Воздух проникал в него, наполнял его.
И на губах от этого легкость и сладость.
Вот что делается на этой земле, я здесь как будто болен.
Он издали видел, как они разговаривали, потом гость остался один. И тогда он пошел к нему по берегу реки.
В мутной воде отражаются белые, мягкие облака. Они проплывают мимо. И небо приоткрытое застенчиво светится. Облака легкие, беззаботные, и, наверное, если вглядеться, то увидишь, как они похожи то на дерево, то… Но он не хотел всматриваться. Облака проплывают в мутной воде, проплывают. И мимо, мимо… Люди танцуют, смеются, мимо…
Гость потрогал подстилку из шершавых сосновых игл, сел на нее.
Пятно солнца, дерево и теплый угол избы там, в деревне.
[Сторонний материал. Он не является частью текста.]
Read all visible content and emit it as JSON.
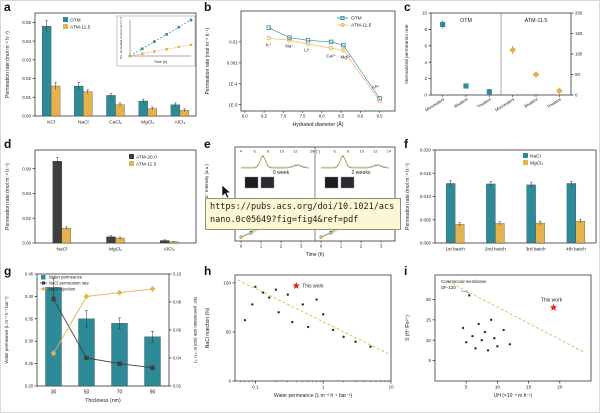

Сказывают – был царь, прошел полмира, искал что-то единственное, истинное, а как все просто. Он погладил шершавую кору, к его руке подползла букашка. Человек… Гость знал, как трудно остаться человеком. Не гнуть голову. А тут, у них… Он смотрел на излом реки и понимал, что этот песок долго будет ему сниться. Река тихо бежала к дальним городам.
Какой-то человек подошел, сел на пригорок. Гость нечаянно взглянул на него… и отбросил взгляд -ему не хотелось выходить из тишины. Помолчал, но потом спросил:
– Ты тоже забрел сюда случайно?
Тот пробормотал ему что-то низким, глуховатым голосом.
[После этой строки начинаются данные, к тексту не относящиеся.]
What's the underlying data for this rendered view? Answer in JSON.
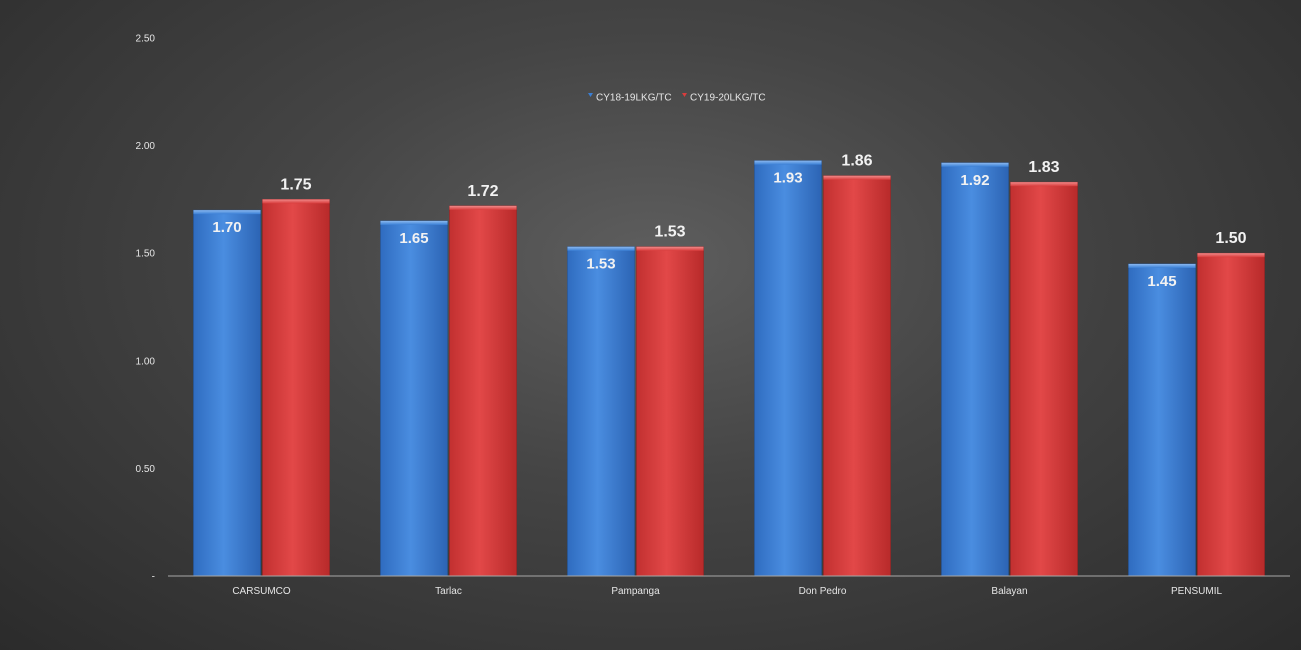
{
  "chart_data": {
    "type": "bar",
    "categories": [
      "CARSUMCO",
      "Tarlac",
      "Pampanga",
      "Don Pedro",
      "Balayan",
      "PENSUMIL"
    ],
    "series": [
      {
        "name": "CY18-19LKG/TC",
        "color": "#3a7fd5",
        "values": [
          1.7,
          1.65,
          1.53,
          1.93,
          1.92,
          1.45
        ],
        "labels": [
          "1.70",
          "1.65",
          "1.53",
          "1.93",
          "1.92",
          "1.45"
        ],
        "label_position": "inside-end"
      },
      {
        "name": "CY19-20LKG/TC",
        "color": "#d93c3c",
        "values": [
          1.75,
          1.72,
          1.53,
          1.86,
          1.83,
          1.5
        ],
        "labels": [
          "1.75",
          "1.72",
          "1.53",
          "1.86",
          "1.83",
          "1.50"
        ],
        "label_position": "outside-end"
      }
    ],
    "title": "",
    "xlabel": "",
    "ylabel": "",
    "ylim": [
      0,
      2.5
    ],
    "yticks": [
      0,
      0.5,
      1.0,
      1.5,
      2.0,
      2.5
    ],
    "ytick_labels": [
      "-",
      "0.50",
      "1.00",
      "1.50",
      "2.00",
      "2.50"
    ],
    "grid": false,
    "legend_position": "top-center"
  }
}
И гостю захотелось спросить у этого прохожего:
– Я уезжаю отсюда. Ты их видел. Что здесь у них?
– Да, в лесу, в его влажной сырости не то.
Гость продолжал:
– Скажи, может быть, я тоже всю жизнь бежал от чего-то простого и ясного, что было совсем рядом?
Тот пожал плечами.
– А зачем же ты тогда уходишь? Ты бы мог остаться.
– А ты?
Тот вдруг неожиданно поднялся:
– Я пойду, – и быстро скрылся в чаще.
Умение выносить одиночество – это было страшное умение. Его научили ему горящие ветви и лес, лес и лес… Черный, жестокий и мудрый. И встать, когда падаешь, и уметь быть изгоем.
Его тревожил запах молодых почек. Он неуверенно сделал несколько шагов и отодвинул ветку. В этом лесу было большое тепло. В каждой почке колдовство. Замутило, завело… На поляне стояла девушка. Простая полотняная рубаха просвечивала розоватой теплотой тела. И когда она подняла руки, ветер еще плотнее прижал рубашку к телу. Он задел за ветку… Та хрустнула.
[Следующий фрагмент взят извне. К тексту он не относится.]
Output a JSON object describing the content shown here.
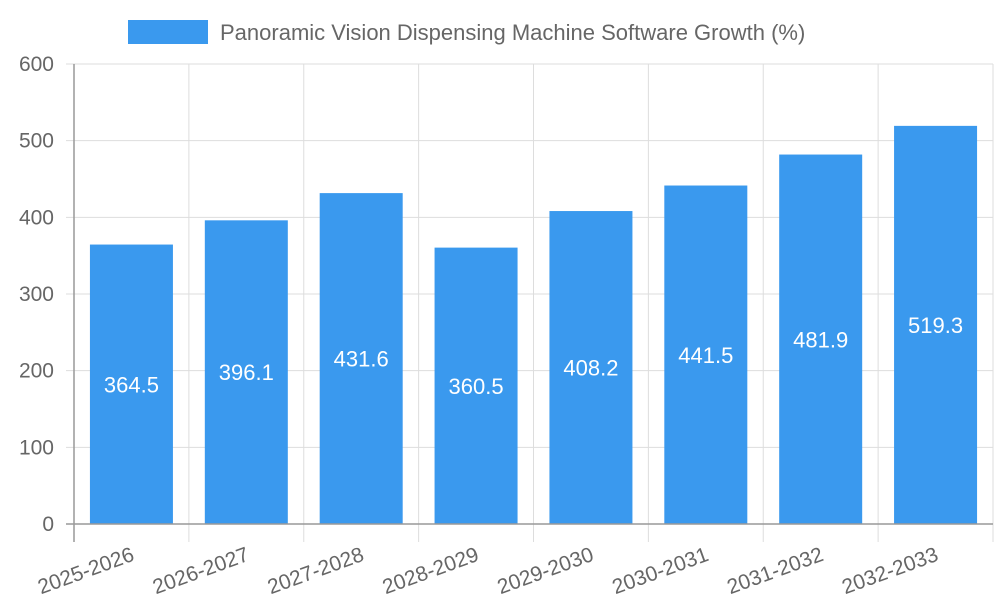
{
  "chart_data": {
    "type": "bar",
    "categories": [
      "2025-2026",
      "2026-2027",
      "2027-2028",
      "2028-2029",
      "2029-2030",
      "2030-2031",
      "2031-2032",
      "2032-2033"
    ],
    "series": [
      {
        "name": "Panoramic Vision Dispensing Machine Software Growth (%)",
        "values": [
          364.5,
          396.1,
          431.6,
          360.5,
          408.2,
          441.5,
          481.9,
          519.3
        ]
      }
    ],
    "data_labels": [
      "364.5",
      "396.1",
      "431.6",
      "360.5",
      "408.2",
      "441.5",
      "481.9",
      "519.3"
    ],
    "y_ticks": [
      "0",
      "100",
      "200",
      "300",
      "400",
      "500",
      "600"
    ],
    "ylim": [
      0,
      600
    ],
    "grid": true,
    "legend": "top-center",
    "colors": {
      "bar": "#3a99ee"
    }
  }
}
– Ярилка, ты подсматриваешь?
Он быстро прошел через поляну… и исчез. Веснянка не успела его рассмотреть. Почему не ответил? Кто это? Она прислушалась, потом наклонилась к траве, провела по ней ладонями. Собрать росу медвяную, не потерять ни одной ее капли. Опрокинула росу на себя.
И вновь хрустнула ветка. Да кто же это?
Воздух неожиданно стал совсем теплым. Что-то новое появилось в нем. Веснянка пошла между деревьев, наступая на шевелящиеся тени, и неясное предчувствие чего-то очень долгожданного зарождалось в ней. Послышался приглушенный шепот, две тени мелькнули у кустов и быстро исчезли. Она замерла: люди это или лешачихи завлекли молодца, а может, уже вышла первая русалка и зазывает в воду? И смех у нее тревожный, нежный. Зачем она зовет? И что такое есть в ней, отчего многие молодцы не устоят, вот и отец рассказывал.